Ellison is an unincorporated community located approximately midway up the Okanagan valley within the local government jurisdiction of the Regional District of Central Okanagan. The Ellison community is founded upon a heritage of agriculture, rural acreages and scattered residential neighbourhoods within scenic valley terrain.

The name Ellison was adopted 1 December 1955, and is named after Price Ellison (1852-1932), a stock raiser and wheat grower that settled here in 1876, and at one time owned or controlled 80% of the property in the area. The Ellison Post Office was opened 1 May 1912, with Thomas Clinton as postmaster, and closed 15 May 1920.
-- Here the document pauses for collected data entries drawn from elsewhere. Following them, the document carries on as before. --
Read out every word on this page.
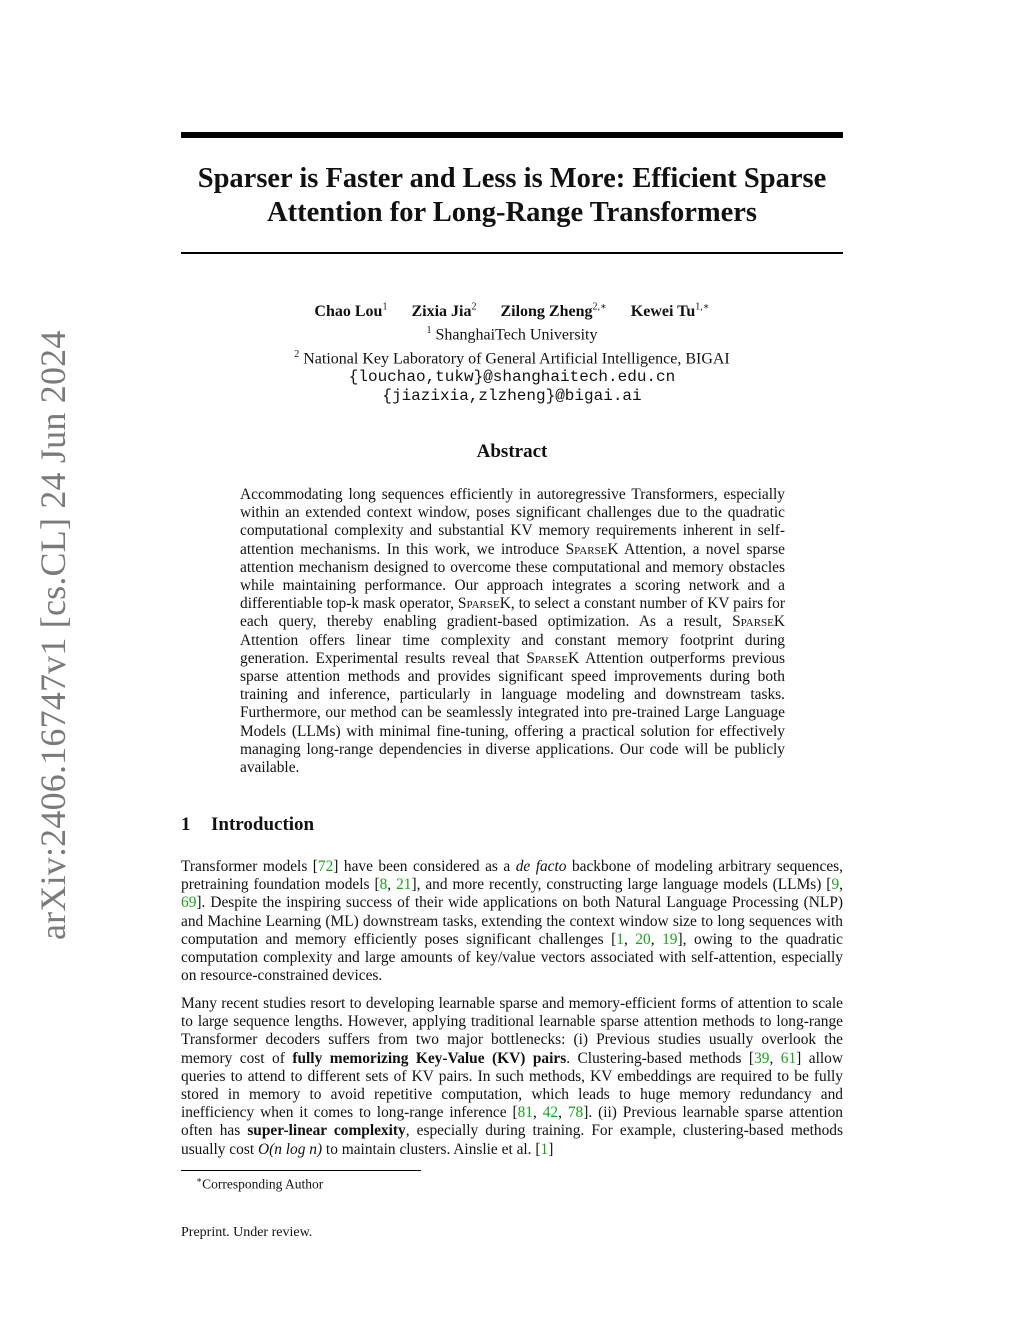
arXiv:2406.16747v1 [cs.CL] 24 Jun 2024
Sparser is Faster and Less is More: Efficient Sparse
Attention for Long-Range Transformers
Chao Lou$^1$ Zixia Jia$^2$ Zilong Zheng$^{2,∗}$ Kewei $Tu^{1,∗}$
$^1$ ShanghaiTech University
$^2$ National Key Laboratory of General Artificial Intelligence, BIGAI
{louchao,tukw}@shanghaitech.edu.cn
{jiazixia,zlzheng}@bigai.ai
Abstract

Accommodating long sequences efficiently in autoregressive Transformers, especially within an extended context window, poses significant challenges due to the quadratic computational complexity and substantial KV memory requirements inherent in self-attention mechanisms. In this work, we introduce SparseK Attention, a novel sparse attention mechanism designed to overcome these computational and memory obstacles while maintaining performance. Our approach integrates a scoring network and a differentiable top-k mask operator, SparseK, to select a constant number of KV pairs for each query, thereby enabling gradient-based optimization. As a result, SparseK Attention offers linear time complexity and constant memory footprint during generation. Experimental results reveal that SparseK Attention outperforms previous sparse attention methods and provides significant speed improvements during both training and inference, particularly in language modeling and downstream tasks. Furthermore, our method can be seamlessly integrated into pre-trained Large Language Models (LLMs) with minimal fine-tuning, offering a practical solution for effectively managing long-range dependencies in diverse applications. Our code will be publicly available.

1 Introduction

Transformer models [72] have been considered as a de facto backbone of modeling arbitrary sequences, pretraining foundation models [8, 21], and more recently, constructing large language models (LLMs) [9, 69]. Despite the inspiring success of their wide applications on both Natural Language Processing (NLP) and Machine Learning (ML) downstream tasks, extending the context window size to long sequences with computation and memory efficiently poses significant challenges [1, 20, 19], owing to the quadratic computation complexity and large amounts of key/value vectors associated with self-attention, especially on resource-constrained devices.

Many recent studies resort to developing learnable sparse and memory-efficient forms of attention to scale to large sequence lengths. However, applying traditional learnable sparse attention methods to long-range Transformer decoders suffers from two major bottlenecks: (i) Previous studies usually overlook the memory cost of fully memorizing Key-Value (KV) pairs. Clustering-based methods [39, 61] allow queries to attend to different sets of KV pairs. In such methods, KV embeddings are required to be fully stored in memory to avoid repetitive computation, which leads to huge memory redundancy and inefficiency when it comes to long-range inference [81, 42, 78]. (ii) Previous learnable sparse attention often has super-linear complexity, especially during training. For example, clustering-based methods usually cost O(n log n) to maintain clusters. Ainslie et al. [1]

∗Corresponding Author
Preprint. Under review.
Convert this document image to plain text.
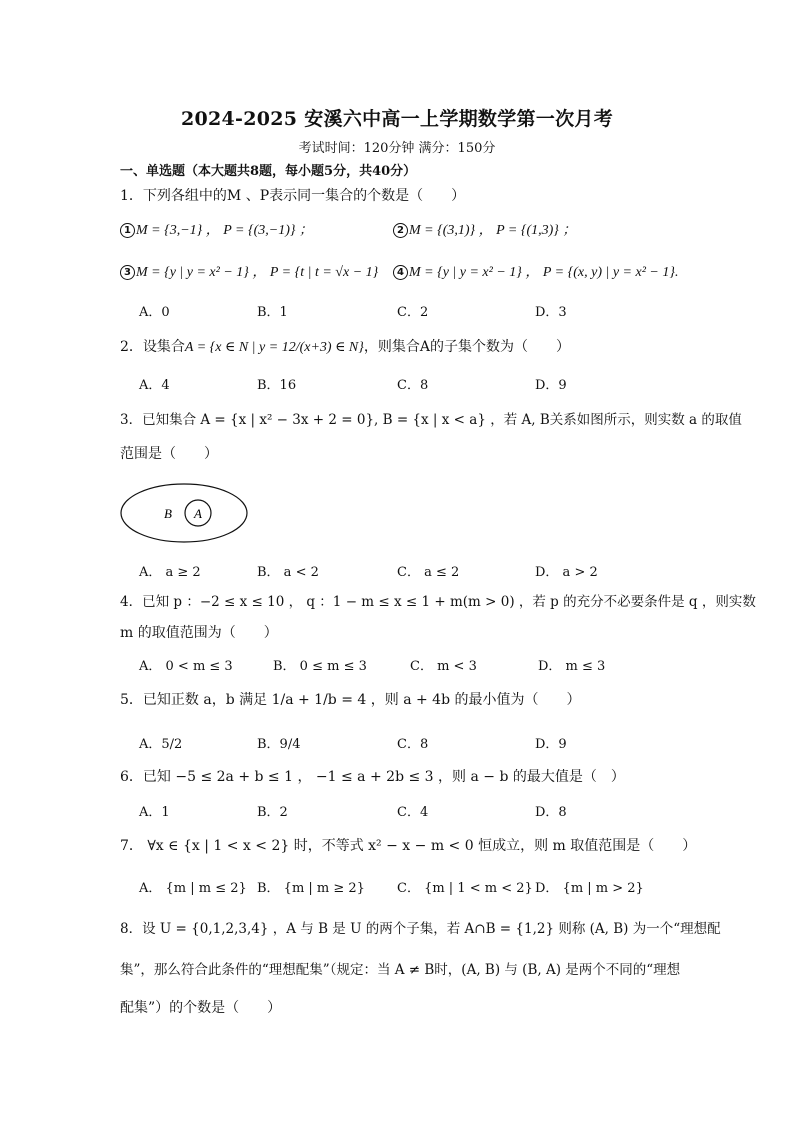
2024-2025 安溪六中高一上学期数学第一次月考
考试时间：120分钟 满分：150分
一、单选题（本大题共8题，每小题5分，共40分）
1．下列各组中的M 、P表示同一集合的个数是（　　）
1 M = {3,−1} ， P = {(3,−1)} ；	2 M = {(3,1)} ， P = {(1,3)} ；
3 M = {y | y = x² − 1} ， P = {t | t = √x − 1}	4 M = {y | y = x² − 1} ， P = {(x, y) | y = x² − 1}.
A．0	B．1	C．2	D．3
2．设集合A = {x ∈ N | y = 12/(x+3) ∈ N}，则集合A的子集个数为（　　）
A．4	B．16	C．8	D．9
3．已知集合 A = {x | x² − 3x + 2 = 0}, B = {x | x < a} ，若 A, B关系如图所示，则实数 a 的取值
范围是（　　）
B A
A． a ≥ 2	B． a < 2	C． a ≤ 2	D． a > 2
4．已知 p ：−2 ≤ x ≤ 10 ， q ：1 − m ≤ x ≤ 1 + m(m > 0) ，若 p 的充分不必要条件是 q ，则实数
m 的取值范围为（　　）
A． 0 < m ≤ 3	B． 0 ≤ m ≤ 3	C． m < 3	D． m ≤ 3
5．已知正数 a，b 满足 1/a + 1/b = 4 ，则 a + 4b 的最小值为（　　）
A．5/2	B．9/4	C．8	D．9
6．已知 −5 ≤ 2a + b ≤ 1 ， −1 ≤ a + 2b ≤ 3 ，则 a − b 的最大值是（　）
A．1	B．2	C．4	D．8
7． ∀x ∈ {x | 1 < x < 2} 时，不等式 x² − x − m < 0 恒成立，则 m 取值范围是（　　）
A． {m | m ≤ 2} B． {m | m ≥ 2} C． {m | 1 < m < 2} D． {m | m > 2}
8．设 U = {0,1,2,3,4} ，A 与 B 是 U 的两个子集，若 A∩B = {1,2} 则称 (A, B) 为一个“理想配
集”，那么符合此条件的“理想配集”（规定：当 A ≠ B时，(A, B) 与 (B, A) 是两个不同的“理想
配集”）的个数是（　　）
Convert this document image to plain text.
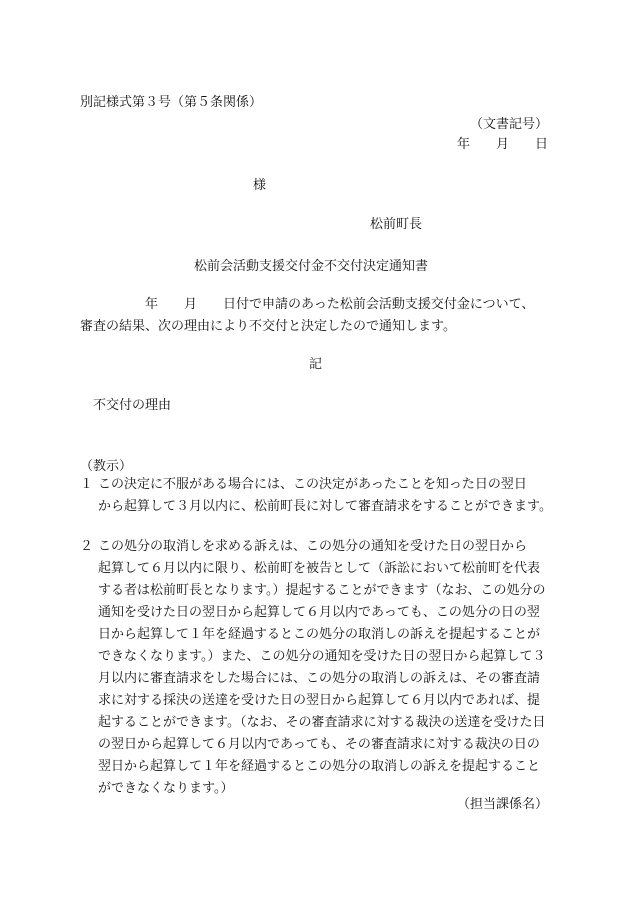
別記様式第３号（第５条関係）
（文書記号）
年　　月　　日
様
松前町長
松前会活動支援交付金不交付決定通知書
　　　　　年　　月　　日付で申請のあった松前会活動支援交付金について、
審査の結果、次の理由により不交付と決定したので通知します。
記
不交付の理由
（教示）
１ この決定に不服がある場合には、この決定があったことを知った日の翌日
から起算して３月以内に、松前町長に対して審査請求をすることができます。
２ この処分の取消しを求める訴えは、この処分の通知を受けた日の翌日から
起算して６月以内に限り、松前町を被告として（訴訟において松前町を代表
する者は松前町長となります。）提起することができます（なお、この処分の
通知を受けた日の翌日から起算して６月以内であっても、この処分の日の翌
日から起算して１年を経過するとこの処分の取消しの訴えを提起することが
できなくなります。）また、この処分の通知を受けた日の翌日から起算して３
月以内に審査請求をした場合には、この処分の取消しの訴えは、その審査請
求に対する採決の送達を受けた日の翌日から起算して６月以内であれば、提
起することができます。（なお、その審査請求に対する裁決の送達を受けた日
の翌日から起算して６月以内であっても、その審査請求に対する裁決の日の
翌日から起算して１年を経過するとこの処分の取消しの訴えを提起すること
ができなくなります。）
（担当課係名）
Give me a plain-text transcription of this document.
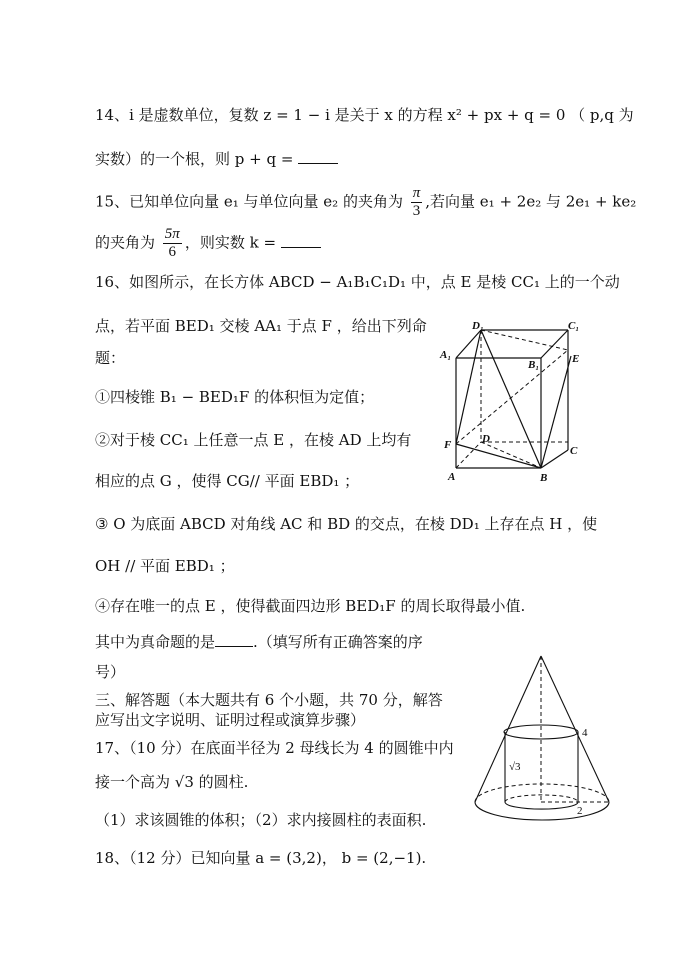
14、i 是虚数单位，复数 z = 1 − i 是关于 x 的方程 x² + px + q = 0 （ p,q 为
实数）的一个根，则 p + q =
15、已知单位向量 e₁ 与单位向量 e₂ 的夹角为 $\frac{\pi}{3}$ ,若向量 e₁ + 2e₂ 与 2e₁ + ke₂
的夹角为 $\frac{5\pi}{6}$ ，则实数 k =
16、如图所示，在长方体 ABCD − A₁B₁C₁D₁ 中，点 E 是棱 CC₁ 上的一个动
点，若平面 BED₁ 交棱 AA₁ 于点 F ，给出下列命
题：
①四棱锥 B₁ − BED₁F 的体积恒为定值；
②对于棱 CC₁ 上任意一点 E ，在棱 AD 上均有
相应的点 G ，使得 CG// 平面 EBD₁ ；
③ O 为底面 ABCD 对角线 AC 和 BD 的交点，在棱 DD₁ 上存在点 H ，使
OH // 平面 EBD₁ ；
④存在唯一的点 E ，使得截面四边形 BED₁F 的周长取得最小值.
其中为真命题的是	.（填写所有正确答案的序
号）
三、解答题（本大题共有 6 个小题，共 70 分，解答
应写出文字说明、证明过程或演算步骤）
17、（10 分）在底面半径为 2 母线长为 4 的圆锥中内
接一个高为 √3 的圆柱.
（1）求该圆锥的体积；（2）求内接圆柱的表面积.
18、（12 分）已知向量 a = (3,2)， b = (2,−1).
D₁	C₁
A₁
B₁	E
F	D
C
A	B
4
√3
2
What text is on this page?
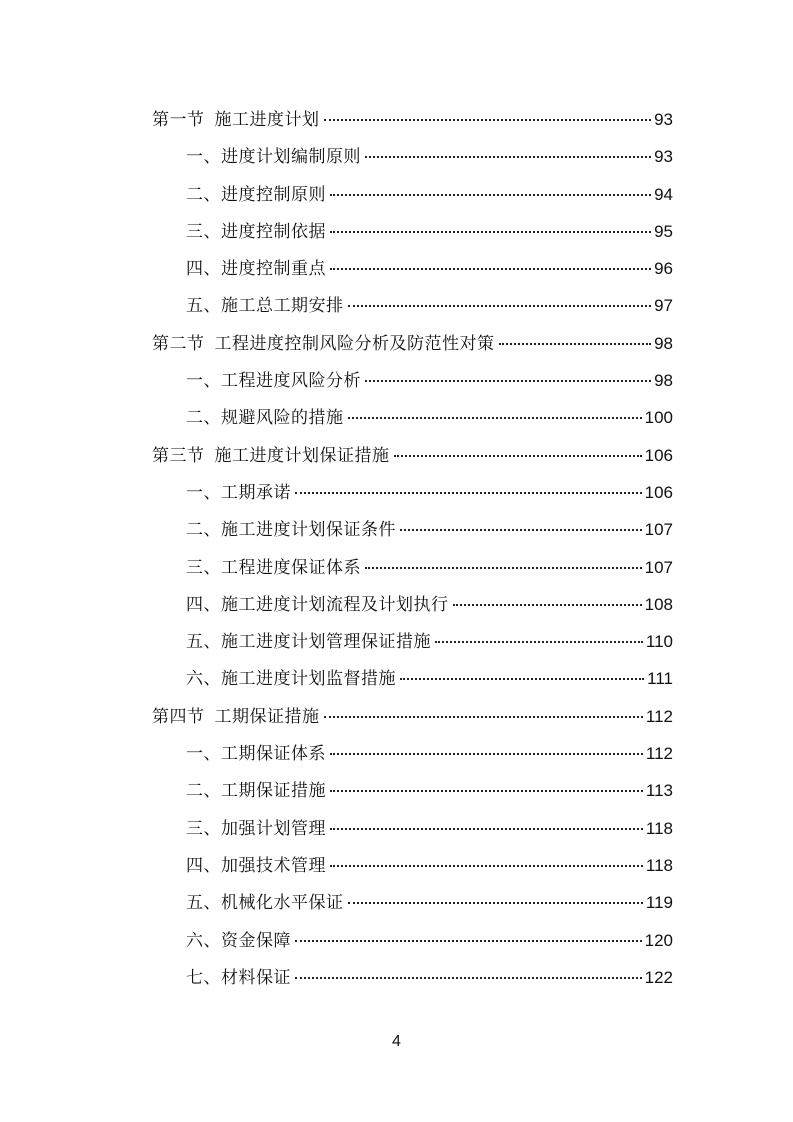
第一节 施工进度计划	93
一、进度计划编制原则	93
二、进度控制原则	94
三、进度控制依据	95
四、进度控制重点	96
五、施工总工期安排	97
第二节 工程进度控制风险分析及防范性对策	98
一、工程进度风险分析	98
二、规避风险的措施	100
第三节 施工进度计划保证措施	106
一、工期承诺	106
二、施工进度计划保证条件	107
三、工程进度保证体系	107
四、施工进度计划流程及计划执行	108
五、施工进度计划管理保证措施	110
六、施工进度计划监督措施	111
第四节 工期保证措施	112
一、工期保证体系	112
二、工期保证措施	113
三、加强计划管理	118
四、加强技术管理	118
五、机械化水平保证	119
六、资金保障	120
七、材料保证	122
4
The geography of Ellison contains many small and rare dryland ecosystems of open, arid grasslands and pine forest savannahs. Streams that support a diversity of animals and plants cross these dry ecosystems. Water is a precious resource and a focus for biodiversity and wildlife corridors.

There are three main streams that cross the Ellison area; Scotty Creek, Whelan Creek and Mill Creek. These streams and their tributaries are an important habitat in their own right and drain into spawning streams for kokanee, trout and other fish. Ellison also has aspen and cottonwood ecosystems that are wet islands in a dry landscape. These wetlands act as a sponge and a filter that maintain water quality and help maintain the quantity of water in aquifers and streams.